Aber auch der Goldpreis erfährt vor dem Hintergrund der EZB-Politik einen neuen Höhenflug und hat nun den höchsten Stand seit einem Jahr erreicht. In der Spitze mussten die Anleger für eine Feinunze (etwa 31 Gramm) an der Börse in London 1.284 US-Dollar bezahlen. Damit ist Gold so wertvoll wie zuletzt im Februar 2015. Die Nachfrage nach Gold ging bei dem größten Vermögensverwalter der Welt, Blackrock, sogar so weit, dass das Institut die Ausgabe neuer Wertpapiere bei seinem Goldfonds IAU kurzfristig eingestellt hatte. Als Grund für die Unterbrechung wurde auf die hohe Nachfrage von Anlegern verwiesen, die die Kapazitäten des Fonds überstiegen habe.

Wenn schon die Zinsen bei null liegen, mögen sich viele Anleger sagen, dann doch besser ein Engagement in Gold. Denn historisch gesehen konnte man mit Gold in etwa die Kaufkraft erhalten. Außerdem gilt eine Anlage in Gold als eine gewisse Absicherung gegen globale Krisen oder ein instabiles Finanzsystem. Im Krisenfall tendierte der Goldpreis von jeher nach oben.

Bankenverband stellt einen „Sechser“ auf

Den Begriff einer „Bad Bank“ will der Bundesverband deutscher Banken (BdB) partout vermeiden, wenn von der neuen EIS-Einlagensicherungsbank die Rede ist. Mit der Neugründung der EIS rüstet sich die Branche, um gefährdete Institute im Krisenfall schon im Vorfeld möglicher Insolvenzen abzusichern.
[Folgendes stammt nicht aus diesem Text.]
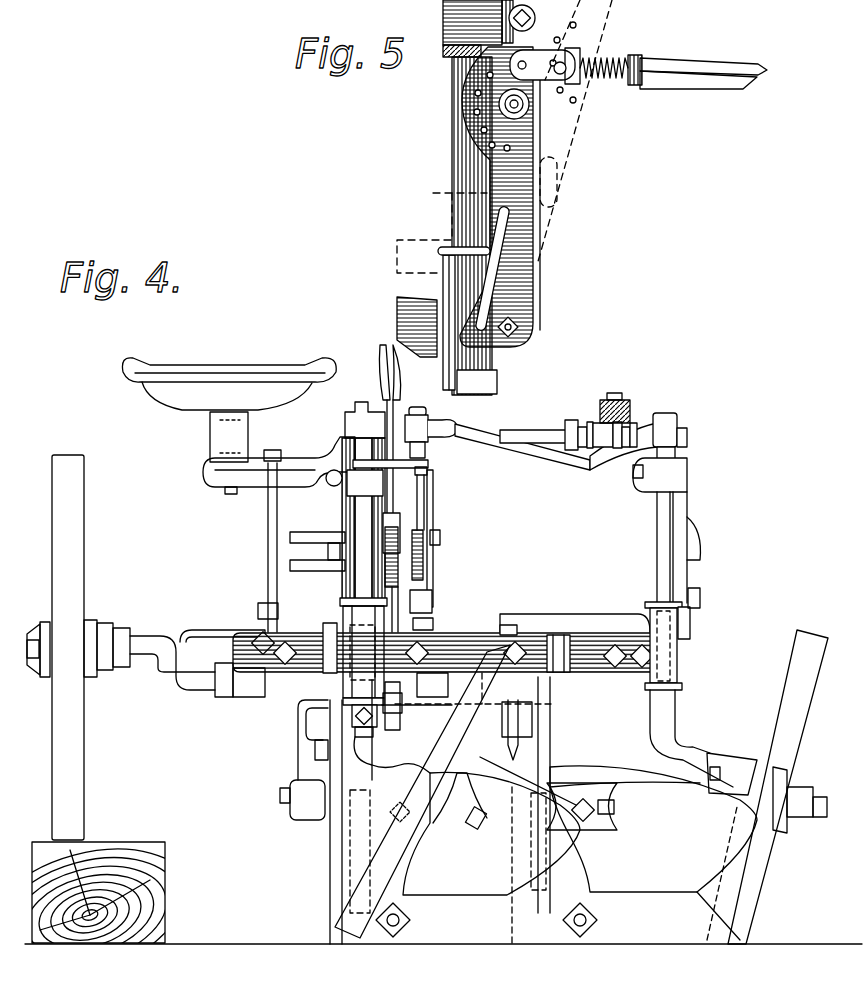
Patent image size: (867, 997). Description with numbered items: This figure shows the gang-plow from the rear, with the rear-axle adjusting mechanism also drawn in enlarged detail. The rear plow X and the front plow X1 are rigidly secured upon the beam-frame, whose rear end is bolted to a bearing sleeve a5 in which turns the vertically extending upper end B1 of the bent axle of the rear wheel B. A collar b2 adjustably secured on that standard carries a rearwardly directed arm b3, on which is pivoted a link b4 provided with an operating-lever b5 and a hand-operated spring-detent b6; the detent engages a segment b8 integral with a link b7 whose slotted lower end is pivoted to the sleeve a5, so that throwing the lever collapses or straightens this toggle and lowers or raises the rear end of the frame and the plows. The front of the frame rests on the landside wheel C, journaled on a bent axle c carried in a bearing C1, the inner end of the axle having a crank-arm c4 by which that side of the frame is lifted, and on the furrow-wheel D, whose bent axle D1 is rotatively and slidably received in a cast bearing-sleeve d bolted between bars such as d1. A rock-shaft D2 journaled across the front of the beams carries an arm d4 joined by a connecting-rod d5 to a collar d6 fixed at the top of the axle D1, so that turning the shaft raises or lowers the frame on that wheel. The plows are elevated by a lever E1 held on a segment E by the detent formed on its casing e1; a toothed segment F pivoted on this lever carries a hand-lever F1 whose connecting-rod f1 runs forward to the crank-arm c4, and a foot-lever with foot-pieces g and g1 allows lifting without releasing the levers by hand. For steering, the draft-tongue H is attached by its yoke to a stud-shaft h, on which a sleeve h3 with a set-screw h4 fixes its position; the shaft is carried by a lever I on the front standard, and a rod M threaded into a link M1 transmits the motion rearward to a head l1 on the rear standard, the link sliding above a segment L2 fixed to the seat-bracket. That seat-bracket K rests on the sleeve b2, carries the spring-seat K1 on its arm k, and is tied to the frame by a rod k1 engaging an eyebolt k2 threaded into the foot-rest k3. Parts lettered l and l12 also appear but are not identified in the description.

In FIG. 5, the upper end of rear axle B1 is at (470, 157).
In FIG. 4, the upper end of rear axle B1 is at (360, 583).
In FIG. 5, the segment b8 is at (462, 104).
In FIG. 5, the link b4 is at (518, 80).
In FIG. 5, the link b7 is at (540, 187).
In FIG. 5, the hand operating spring-detent b6 is at (655, 70).
In FIG. 5, the operating-lever b5 is at (688, 65).
In FIG. 5, the bearing sleeve a5 is at (460, 278).
In FIG. 4, the bearing sleeve a5 is at (362, 644).
In FIG. 4, the landside wheel C is at (72, 553).
In FIG. 4, the bent axle c is at (145, 645).
In FIG. 4, the bearing C1 is at (265, 692).
In FIG. 4, the spring-seat K1 is at (247, 372).
In FIG. 4, the seat-bracket K is at (373, 450).
In FIG. 4, the laterally-extending arm k is at (248, 482).
In FIG. 4, the foot-piece g is at (300, 540).
In FIG. 4, the foot-piece g1 is at (317, 571).
In FIG. 4, the rod k1 is at (272, 578).
In FIG. 4, the eyebolt k2 is at (258, 638).
In FIG. 4, the foot-rest k3 is at (197, 632).
In FIG. 4, the rear wheel B is at (462, 693).
In FIG. 4, the rock-shaft D2 is at (514, 624).
In FIG. 4, the laterally-directed bar d1 is at (575, 632).
In FIG. 4, the rearwardly-directed arm b3 is at (330, 483).
In FIG. 4, the collar b2 is at (360, 485).
In FIG. 4, the lever E1 is at (380, 352).
In FIG. 4, the cap l12 is at (400, 406).
In FIG. 4, the head l1 is at (432, 443).
In FIG. 4, the link M1 is at (458, 416).
In FIG. 4, the segment L2 is at (428, 467).
In FIG. 4, the casing e1 is at (396, 518).
In FIG. 4, the segment E is at (400, 530).
In FIG. 4, the hand-lever F1 is at (430, 537).
In FIG. 4, the connecting-rod f1 is at (445, 545).
In FIG. 4, the toothed segment F is at (437, 575).
In FIG. 4, the crank-arm c4 is at (443, 617).
In FIG. 4, the rod M is at (548, 456).
In FIG. 4, the lever I is at (600, 466).
In FIG. 4, the stud-shaft h is at (520, 434).
In FIG. 4, the sleeve h3 is at (590, 432).
In FIG. 4, the set-screw h4 is at (594, 410).
In FIG. 4, the draft-tongue H is at (628, 415).
In FIG. 4, the collar d6 is at (687, 436).
In FIG. 4, the connecting-rod d5 is at (677, 484).
In FIG. 4, the bent axle D1 is at (668, 546).
In FIG. 4, the bearing-sleeve d is at (668, 671).
In FIG. 4, the arm d4 is at (690, 635).
In FIG. 4, the front wheel D is at (800, 668).
In FIG. 4, the hanger bracket l is at (360, 722).
In FIG. 4, the plow X is at (365, 830).
In FIG. 4, the front plow X1 is at (548, 758).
Die EIS, mit 25 Mio. € Eigenkapital ausgestattet, ist als neues Vehikel gedacht, um dem weiterhin bestehenden milliardenschweren Einlagensicherungsfonds unter die Arme zu greifen. Die EIS kann im Falle der absehbaren Schieflage einer Geschäftsbank faule Portfolios übernehmen und damit als „Bad Bank“ fungieren. Sollte nichts mehr zu retten sein, steht die geordnete Abwicklung eines Geldhauses auf dem Plan. Außerdem könnte die EIS in Zukunft auch Zahlungen für Geschädigte übernehmen. Damit legt sich der BdB eine Institution zu, die wie ein „Sechser“ beim Fußball Gefahren im Vorfeld versucht abzuräumen, bevor die eigentliche Abwehr in Form des Einlagensicherungsfonds zum Zuge kommt.
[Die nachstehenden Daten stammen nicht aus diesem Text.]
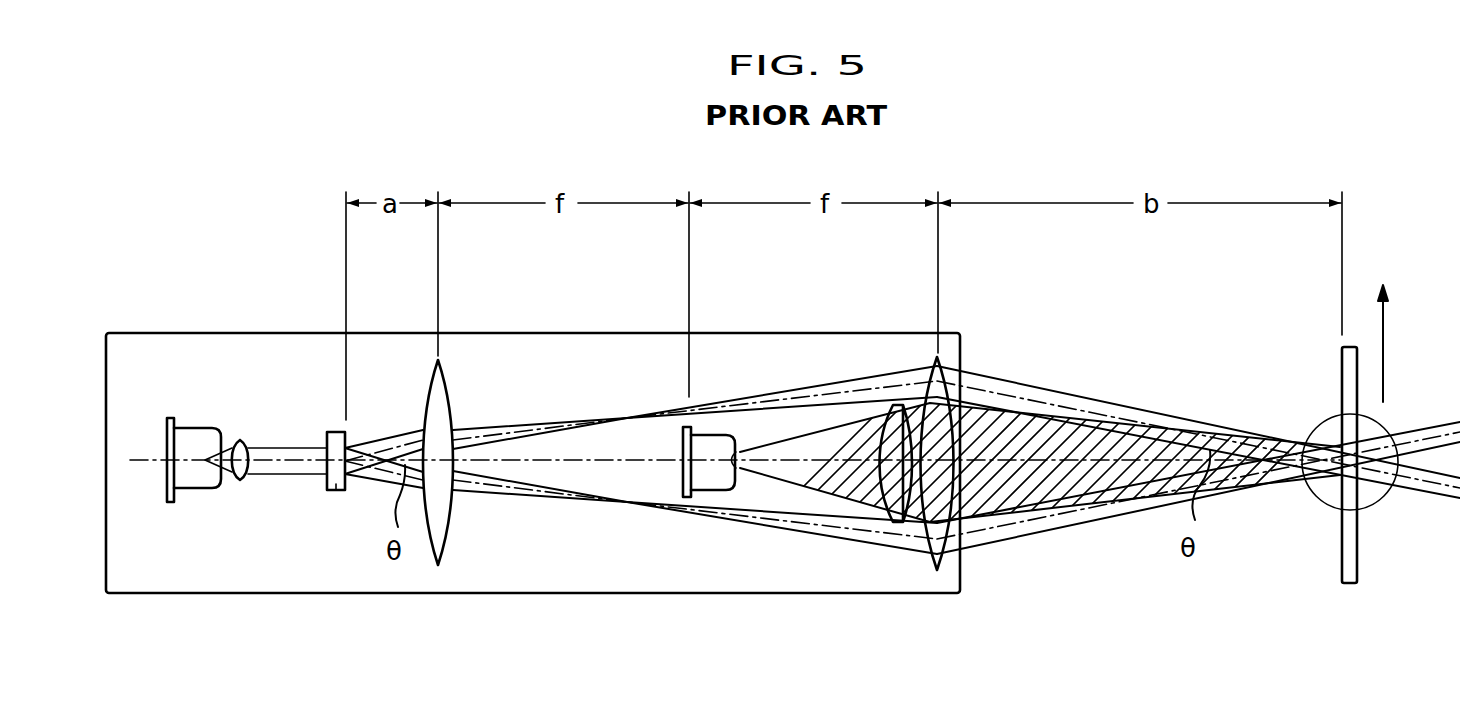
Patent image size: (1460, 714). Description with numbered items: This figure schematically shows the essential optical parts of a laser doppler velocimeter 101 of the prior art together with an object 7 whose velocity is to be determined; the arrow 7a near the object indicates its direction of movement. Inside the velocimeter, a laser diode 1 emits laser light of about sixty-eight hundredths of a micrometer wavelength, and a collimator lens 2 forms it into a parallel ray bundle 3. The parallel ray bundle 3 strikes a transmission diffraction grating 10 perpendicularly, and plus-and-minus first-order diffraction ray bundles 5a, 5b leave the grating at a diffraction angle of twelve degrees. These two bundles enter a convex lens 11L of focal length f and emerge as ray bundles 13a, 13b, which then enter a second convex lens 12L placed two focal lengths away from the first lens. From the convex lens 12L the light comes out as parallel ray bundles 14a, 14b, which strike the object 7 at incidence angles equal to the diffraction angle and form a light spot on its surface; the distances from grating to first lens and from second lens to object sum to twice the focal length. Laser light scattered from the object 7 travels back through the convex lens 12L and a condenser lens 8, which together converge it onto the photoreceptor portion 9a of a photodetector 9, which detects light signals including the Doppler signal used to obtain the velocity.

The laser doppler velocimeter 101 is at (188, 333).
The laser diode 1 is at (199, 483).
The collimator lens 2 is at (248, 441).
The parallel ray bundle 3 is at (303, 465).
The diffraction grating 10 is at (333, 492).
The ray bundle 5a is at (397, 440).
The ray bundle 5b is at (380, 478).
The convex lens 11L is at (433, 567).
The ray bundle 13a is at (500, 428).
The ray bundle 13b is at (500, 492).
The photodetector 9 is at (716, 500).
The reflecting surface 9a is at (718, 445).
The condenser lens 8 is at (886, 524).
The convex lens 12L is at (937, 572).
The parallel ray bundle 14a is at (1010, 384).
The parallel ray bundle 14b is at (1050, 537).
The object 7 is at (1340, 558).
The movement direction of scale 7a is at (1385, 358).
Wie der BdB betont, geht es bei der EIS nicht darum, in den Wettbewerb einzugreifen. Vielmehr soll die neugegründete Bank jedes in Schieflage geratene Institut stabilisieren. Grundsätzlich müsse ein Institut auch aus dem Markt ausscheiden können. Die EIS darf auch nicht dafür verwendet werden, dass Geschäftsbanken die milliardenschweren Bestände ihrer eigenen internen „Bad Banks" beim BdB abladen.

Mit Gründung der EIS zieht der BdB auch seine Lehren aus dem Fall der Düsseldorfer Hypothekenbank (DHB), die 2015 wegen ausfallgefährdeter Anleihen der österreichischen Krisenbank Hypo Alpe Adria unter Druck geraten war. Der BdB ist daraufhin mit Garantien eingesprungen, um einen Zusammenbruch zu verhindern und die Reputation des deutschen Pfandbriefs zu schützen. Solche Garantien werden mit den Auslagerungsmöglichkeiten an die „Bad Bank“ künftig nicht mehr nötig sein.
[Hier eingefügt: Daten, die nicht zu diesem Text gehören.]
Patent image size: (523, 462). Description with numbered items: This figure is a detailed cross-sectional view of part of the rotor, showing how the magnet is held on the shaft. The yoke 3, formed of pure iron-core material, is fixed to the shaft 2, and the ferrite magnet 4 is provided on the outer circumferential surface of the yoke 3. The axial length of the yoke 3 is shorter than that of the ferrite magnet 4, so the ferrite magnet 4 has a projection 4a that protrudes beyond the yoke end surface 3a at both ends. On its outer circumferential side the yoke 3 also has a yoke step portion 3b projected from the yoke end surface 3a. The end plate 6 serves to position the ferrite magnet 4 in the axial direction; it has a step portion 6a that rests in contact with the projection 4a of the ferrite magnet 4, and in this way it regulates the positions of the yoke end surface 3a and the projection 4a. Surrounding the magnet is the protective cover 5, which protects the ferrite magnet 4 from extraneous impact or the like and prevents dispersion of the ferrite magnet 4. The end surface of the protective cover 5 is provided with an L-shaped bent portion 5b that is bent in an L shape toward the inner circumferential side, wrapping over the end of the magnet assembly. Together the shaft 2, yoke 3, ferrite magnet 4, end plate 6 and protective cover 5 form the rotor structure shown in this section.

Leitzinsen mit Tendenz nach unten

Der Leitzins in Großbritannien hat mit 0,5 % zwar ein Rekordtief erreicht, dennoch kann das Land im Vergleich zur Eurozone fast schon wie ein Hochzinsland angesehen werden. Auf ihrer heutigen Sitzung dürfte die Bank of England (BoE) den Leitzins auf diesem Niveau belassen. Immerhin war man am Markt noch zum Jahresbeginn davon ausgegangen, dass die BoE innerhalb der nächsten zwölf Monate den Leitzins erhöhen würde.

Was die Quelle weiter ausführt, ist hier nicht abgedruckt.